We’ll see about that. “Devereaux! There you are,” Seth called out, loud and clear. “Wait up!”
Already turned around and now facing both men, she looked like a deer caught in a hunter’s crosshairs. Devereaux’s gaze skated between Seth and the stranger between them. Her eyes were wide, and her chin was up. She’d already canted her body to the side and braced her feet. Damn, the little thing’s fists were clenched. She was frightened, but she meant to fight this creep.
Or she means to fight me.
>
Seth brooked no argument, just hurried past the intruder and straight to her side. She might not like him at the moment, but there was no way he’d let her face this jerk alone. Planting a hurried kiss to her temple, he wrapped one arm around her waist and flattened her to his hip and thigh, keeping a sharp eye on the intruder. “Thought we were going to your place, hon?” he asked her sincerely. “Told you I’d just be a minute. Why didn’t you wait?”
Tension coiled in her body. The poor thing trembled like a reed in the wind, but he caught her sharp intake of breath. “Um, yeah,” she said, following his lead. One sweaty, twitchy palm settled at the center of his chest as she turned into him, molding her body to his. “It’s about time you caught up. Thought I’d lost you for a minute there.”
“Not happening.” Seth gave the stranger his chin. “Anything I can do for you, buddy?”
Dark, shrewd eyes scanned Seth from the dock up, but the guy was smart enough to keep his distance. He must only bully women and children. Smaller things that couldn’t fight back.
“Nothing tonight, but thanks for the offer,” he replied, his tone as smooth as twenty weight oil on a steaming pile of shit. “Baby Doll and I go way back. Just looking out for my talent.”
“I’m not your talent,” she corrected, swallowing hard enough that Seth could hear the gulp. “And stop with the Baby Doll crap, Sly. Take a hike. I’ve told you no, and I mean it. I won’t work for you, not this week. Not next. Not ever.” She ended with one short stamp of her bare foot.
Figures. Sly Valentine. The creep who thought he was tough because he owned a few bars. The guy muscling her to work—probably on her back—for him. So not happening.

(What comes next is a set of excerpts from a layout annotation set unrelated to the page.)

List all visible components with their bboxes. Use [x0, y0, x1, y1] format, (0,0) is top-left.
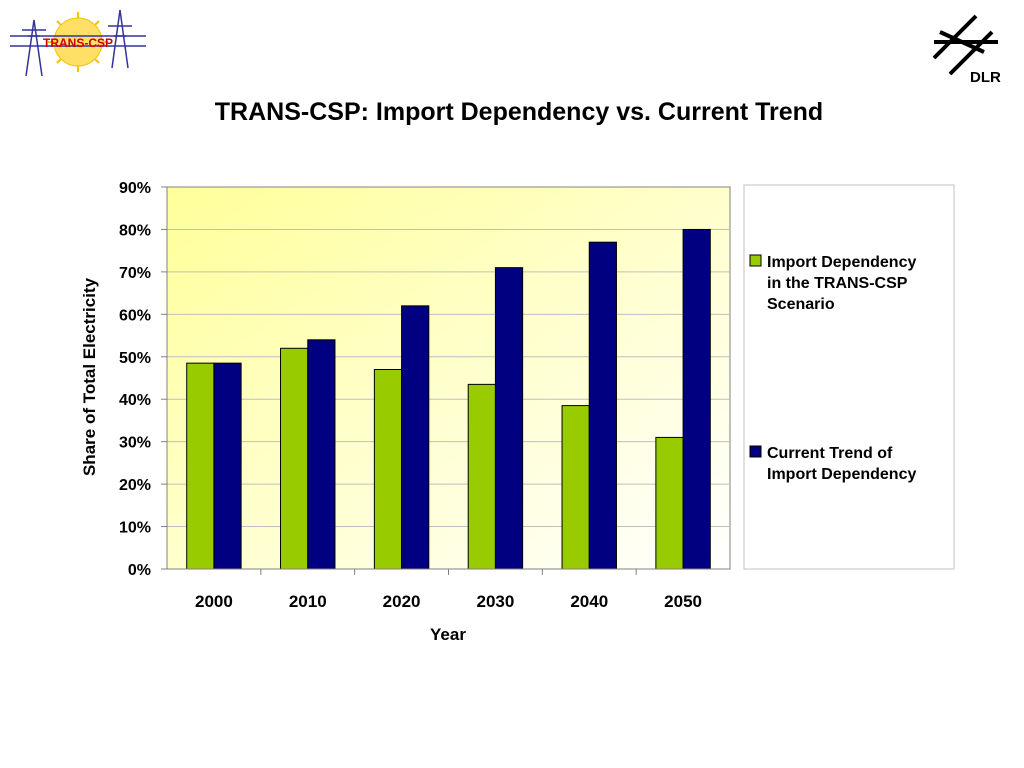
- legend-swatch: [749, 254, 762, 267]
- y-tick-label: 70%: [119, 265, 151, 282]
- legend-swatch: [749, 445, 762, 458]
- bar-current-trend: [307, 339, 336, 570]
- trans-csp-logo: TRANS-CSP: [8, 6, 148, 83]
- x-tick-label: 2050: [664, 592, 702, 611]
- bar-current-trend: [494, 267, 524, 570]
- x-axis-title: Year: [430, 625, 466, 644]
- y-tick-label: 50%: [119, 350, 151, 367]
- bar-current-trend: [588, 241, 617, 570]
- legend-box: [743, 184, 955, 570]
- y-tick-label: 60%: [119, 307, 151, 324]
- x-tick-label: 2030: [477, 592, 515, 611]
- y-tick-label: 40%: [119, 392, 151, 409]
- x-tick-label: 2020: [383, 592, 421, 611]
- x-tick-label: 2010: [289, 592, 327, 611]
- bars: [186, 228, 711, 570]
- bar-current-trend: [213, 362, 242, 570]
- legend: Import Dependency in the TRANS-CSP Scenari…: [749, 254, 916, 483]
- legend-label: Import Dependency in the TRANS-CSP Scenari…: [767, 254, 916, 313]
- bar-import-dependency: [373, 369, 403, 570]
- bar-import-dependency: [467, 383, 496, 570]
- x-tick-label: 2000: [195, 592, 233, 611]
- bar-current-trend: [401, 305, 430, 570]
- chart-title: TRANS-CSP: Import Dependency vs. Current…: [214, 98, 824, 126]
- trans-csp-logo-text: TRANS-CSP: [43, 36, 113, 50]
- bar-import-dependency: [186, 362, 215, 570]
- y-axis-title: Share of Total Electricity: [80, 277, 99, 476]
- y-tick-label: 10%: [119, 520, 151, 537]
- sun-icon: [48, 12, 108, 72]
- dlr-logo: DLR: [928, 12, 1010, 93]
- power-line-icon: [10, 9, 146, 77]
- y-tick-label: 0%: [128, 562, 151, 579]
- y-tick-label: 30%: [119, 435, 151, 452]
- dlr-logo-text: DLR: [970, 69, 1001, 86]
- legend-label: Current Trend of Import Dependency: [767, 445, 916, 483]
- dlr-logo-icon: [932, 14, 998, 76]
- y-axis-ticks: 0% 10% 20% 30% 40% 50% 60% 70% 80% 90%: [119, 180, 167, 579]
- bar-import-dependency: [280, 347, 309, 570]
- y-tick-label: 20%: [119, 477, 151, 494]
- plot-area: [166, 186, 731, 570]
- bar-current-trend: [682, 228, 711, 570]
- y-tick-label: 80%: [119, 222, 151, 239]
- x-tick-label: 2040: [570, 592, 608, 611]
- bar-import-dependency: [655, 436, 684, 570]
- x-axis-ticks: 2000 2010 2020 2030 2040 2050: [195, 569, 702, 611]
- y-tick-label: 90%: [119, 180, 151, 197]
- bar-import-dependency: [561, 405, 590, 570]
- gridlines: [167, 228, 730, 528]
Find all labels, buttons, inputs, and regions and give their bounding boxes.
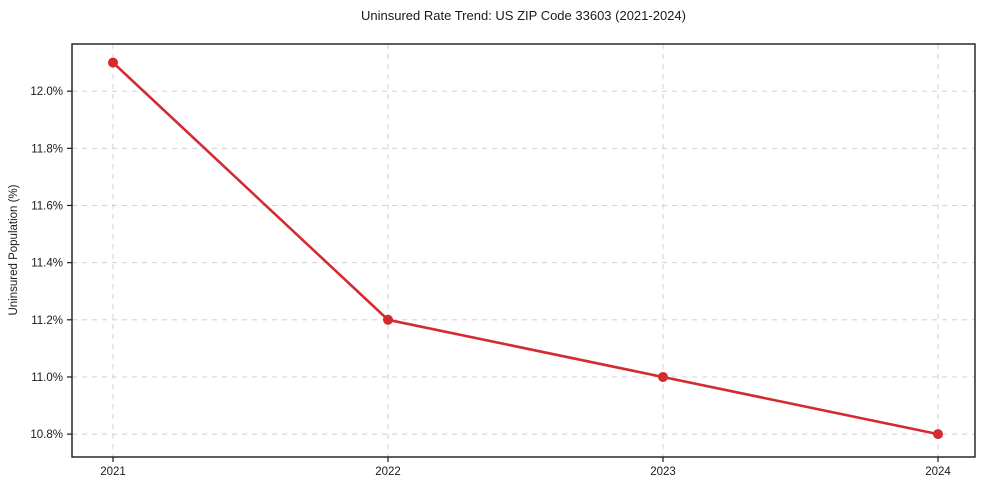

Seth extended a hand to said douche bag but kept his tone low and sharp enough to cut nails. Devereaux had backup now. Valentine needed to understand that, here and now. “Name’s Seth McCray, Valentine. Former Army Sergeant Seth McCray. I’ve heard about you. Good to finally meet the guy who’s been looking out for my Devereaux.” It felt damned good saying those two words. Saying it out loud made it seem real and right. My Devereaux.